Chemical processes: these can be described as those processes that involve the application of chemicals to the fabric. After the filling or chemical finish application stage, the fabric is usually dried to remove water from the fabric and then some form of coating fixation is performed.

Mechanical finishes

• Calendering
• Raising
• Shearing
• Compressive shrinkage

Schreiner or silk finish: this is a silk-like finish on one side of the fabric. In the pile action, the points of the wire are directed away from the direction of movement of the fabric.

Heat setting

• Heat-setting mechanisms
• Fibre structure
• Polymer orientation
• Transition temperatures
• Heat shrinkage
• Heat setting
• Essentials of heat setting

In nylon and polyester, these crystalline regions take up about 50% of the total space in the fiber. Melting Point: At this point, the forces holding the molecules in the crystalline regions of the fiber are overcome by the thermal energy and the polymer melts.

Chemical processes

• Durable flame-retardant treatments 13,14
• Synthetic fibres with inherent flame-retardant properties
• Water-repellent finishes
• Antistatic finishes
• Antimicrobial and antifungal finishes

Some of the later treatments involve the use of other fatty acid derivatives and some of these are shown in Fig. The normal addition depends on the efficiency of the specific product, but addition weights of 1-4% are commonly quoted.

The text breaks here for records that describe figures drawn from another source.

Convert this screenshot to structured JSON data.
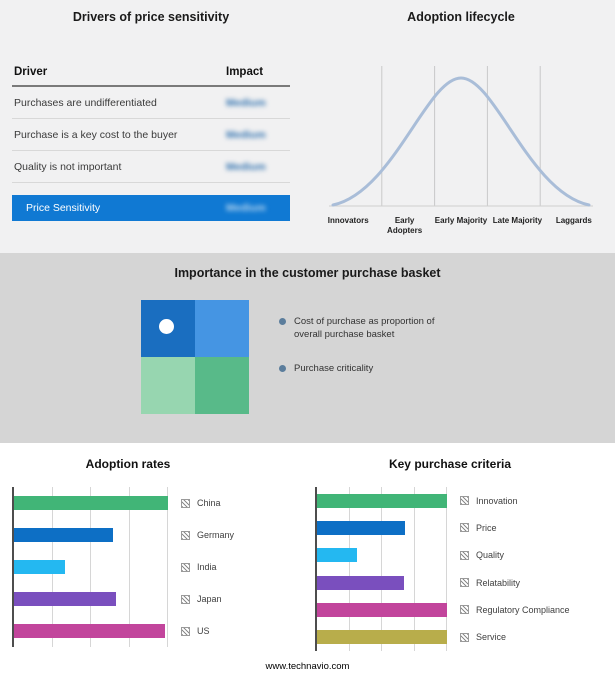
{
  "drivers": {
    "title": "Drivers of price sensitivity",
    "col_driver": "Driver",
    "col_impact": "Impact",
    "rows": [
      {
        "driver": "Purchases are undifferentiated",
        "impact": "Medium"
      },
      {
        "driver": "Purchase is a key cost to the buyer",
        "impact": "Medium"
      },
      {
        "driver": "Quality is not important",
        "impact": "Medium"
      }
    ],
    "highlight": {
      "driver": "Price Sensitivity",
      "impact": "Medium",
      "color": "#1079d3"
    },
    "impact_blurred": true
  },
  "basket": {
    "title": "Importance in the customer purchase basket",
    "legend": [
      "Cost of purchase as proportion of overall purchase basket",
      "Purchase criticality"
    ],
    "quadrant_colors": {
      "top_left": "#1a6ec0",
      "top_right": "#4595e3",
      "bottom_left": "#97d6b0",
      "bottom_right": "#58ba89"
    },
    "band_color": "#d5d5d5"
  },
  "icons": {
    "legend_swatch": "hatched-square",
    "legend_bullet": "filled-circle-bullet",
    "quadrant_marker": "white-dot"
  },
  "footer": {
    "url": "www.technavio.com"
  },
  "chart_data": [
    {
      "type": "line",
      "title": "Adoption lifecycle",
      "x": [
        "Innovators",
        "Early Adopters",
        "Early Majority",
        "Late Majority",
        "Laggards"
      ],
      "values": [
        5,
        45,
        100,
        45,
        5
      ],
      "color": "#a9bdd8",
      "note": "bell-shaped adoption curve, peak over Early Majority, vertical dividers between stages"
    },
    {
      "type": "bar",
      "title": "Adoption rates",
      "orientation": "horizontal",
      "categories": [
        "China",
        "Germany",
        "India",
        "Japan",
        "US"
      ],
      "values": [
        100,
        64,
        33,
        66,
        98
      ],
      "colors": [
        "#41b577",
        "#0d6fc5",
        "#24b8f1",
        "#7a4fbe",
        "#c2459c"
      ],
      "xlim": [
        0,
        100
      ],
      "grid": true,
      "legend_position": "right"
    },
    {
      "type": "bar",
      "title": "Key purchase criteria",
      "orientation": "horizontal",
      "categories": [
        "Innovation",
        "Price",
        "Quality",
        "Relatability",
        "Regulatory Compliance",
        "Service"
      ],
      "values": [
        100,
        68,
        31,
        67,
        100,
        100
      ],
      "colors": [
        "#41b577",
        "#0d6fc5",
        "#24b8f1",
        "#7a4fbe",
        "#c2459c",
        "#b8ad4b"
      ],
      "xlim": [
        0,
        100
      ],
      "grid": true,
      "legend_position": "right"
    }
  ]
}
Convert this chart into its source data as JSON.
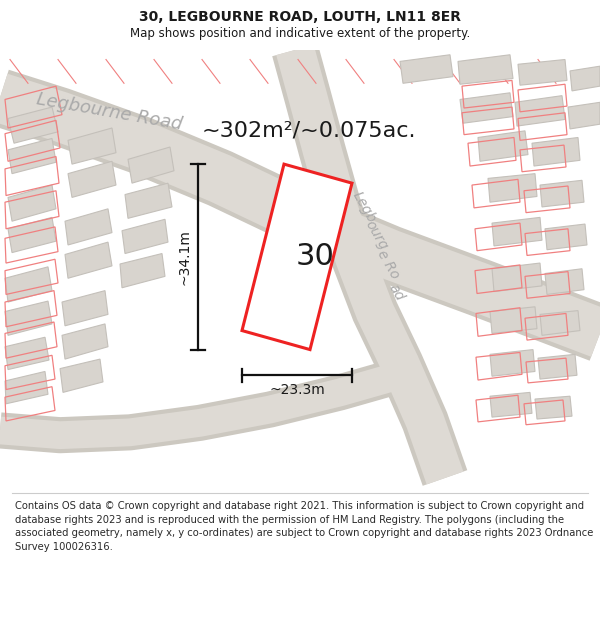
{
  "title": "30, LEGBOURNE ROAD, LOUTH, LN11 8ER",
  "subtitle": "Map shows position and indicative extent of the property.",
  "footer": "Contains OS data © Crown copyright and database right 2021. This information is subject to Crown copyright and database rights 2023 and is reproduced with the permission of HM Land Registry. The polygons (including the associated geometry, namely x, y co-ordinates) are subject to Crown copyright and database rights 2023 Ordnance Survey 100026316.",
  "area_label": "~302m²/~0.075ac.",
  "number_label": "30",
  "dim_width_label": "~23.3m",
  "dim_height_label": "~34.1m",
  "map_bg": "#f2ede8",
  "road_fill": "#dedad4",
  "road_edge": "#ccc8c0",
  "building_fill": "#d8d4ce",
  "building_edge": "#c4c0ba",
  "red_color": "#ee2222",
  "red_light": "#f08080",
  "dim_color": "#111111",
  "road_label_color": "#aaaaaa",
  "text_color": "#1a1a1a",
  "title_fontsize": 10,
  "subtitle_fontsize": 8.5,
  "footer_fontsize": 7.2,
  "area_fontsize": 16,
  "number_fontsize": 22,
  "dim_fontsize": 10,
  "road_label_fontsize": 13
}
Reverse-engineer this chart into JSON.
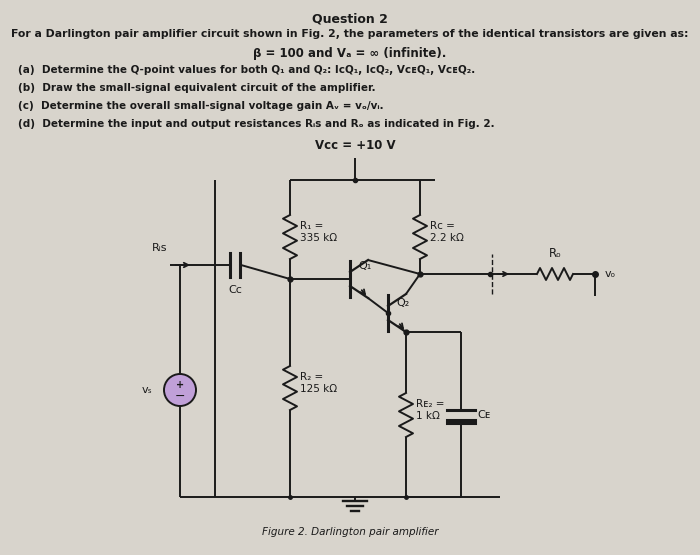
{
  "bg_color": "#d8d4cc",
  "title": "Question 2",
  "intro": "For a Darlington pair amplifier circuit shown in Fig. 2, the parameters of the identical transistors are given as:",
  "beta": "β = 100 and Vₐ = ∞ (infinite).",
  "qa": "(a)  Determine the Q-point values for both Q₁ and Q₂: IᴄQ₁, IᴄQ₂, VᴄᴇQ₁, VᴄᴇQ₂.",
  "qb": "(b)  Draw the small-signal equivalent circuit of the amplifier.",
  "qc": "(c)  Determine the overall small-signal voltage gain Aᵥ = vₒ/vᵢ.",
  "qd": "(d)  Determine the input and output resistances Rᵢs and Rₒ as indicated in Fig. 2.",
  "caption": "Figure 2. Darlington pair amplifier",
  "vcc": "Vᴄᴄ = +10 V",
  "r1": "R₁ =\n335 kΩ",
  "rc": "Rᴄ =\n2.2 kΩ",
  "r2": "R₂ =\n125 kΩ",
  "re2": "Rᴇ₂ =\n1 kΩ",
  "ro": "Rₒ",
  "vo": "vₒ",
  "ris": "Rᵢs",
  "cc": "Cᴄ",
  "ce": "Cᴇ",
  "vs": "vₛ",
  "q1": "Q₁",
  "q2": "Q₂"
}
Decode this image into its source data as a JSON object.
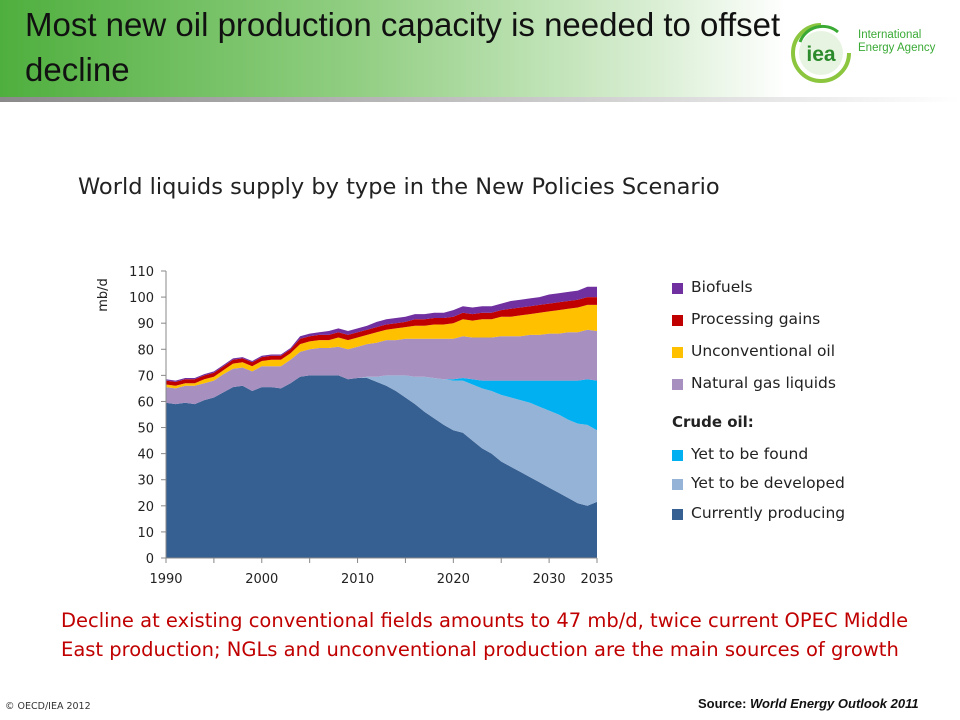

Table 7.1 Typical backcoating formulation

Coating of technical textiles

Introduction

Chemistry of coated textiles

• Polyvinyl chloride (PVC)
• Polyvinylidene chloride (PVDC)
• Polytetrafluoroethylene (PTFE)
• Rubber
• Styrene–Butadiene Rubber (SBR)
• Nitrile rubber
• Butyl rubber
• Polychloroprene (neoprene)
• Chlorosulphonated polyethylene (Hypalon)
• Silicone rubbers
• Polyurethanes

As in the case of PVC, it is produced by emulsion polymerization of vinylidene chloride, as illustrated in fig. These principles are used in the production of tires and harnesses, where the excellent wear resistance of natural rubber makes it the material of choice.

Coating techniques 12

• Lick roll
• Knife coating

The two materials will react at room temperature, although this is often accelerated by raising the temperature. These blocked isocyanates will not react at room temperature, but will react at elevated temperatures in the presence of organotin catalysts.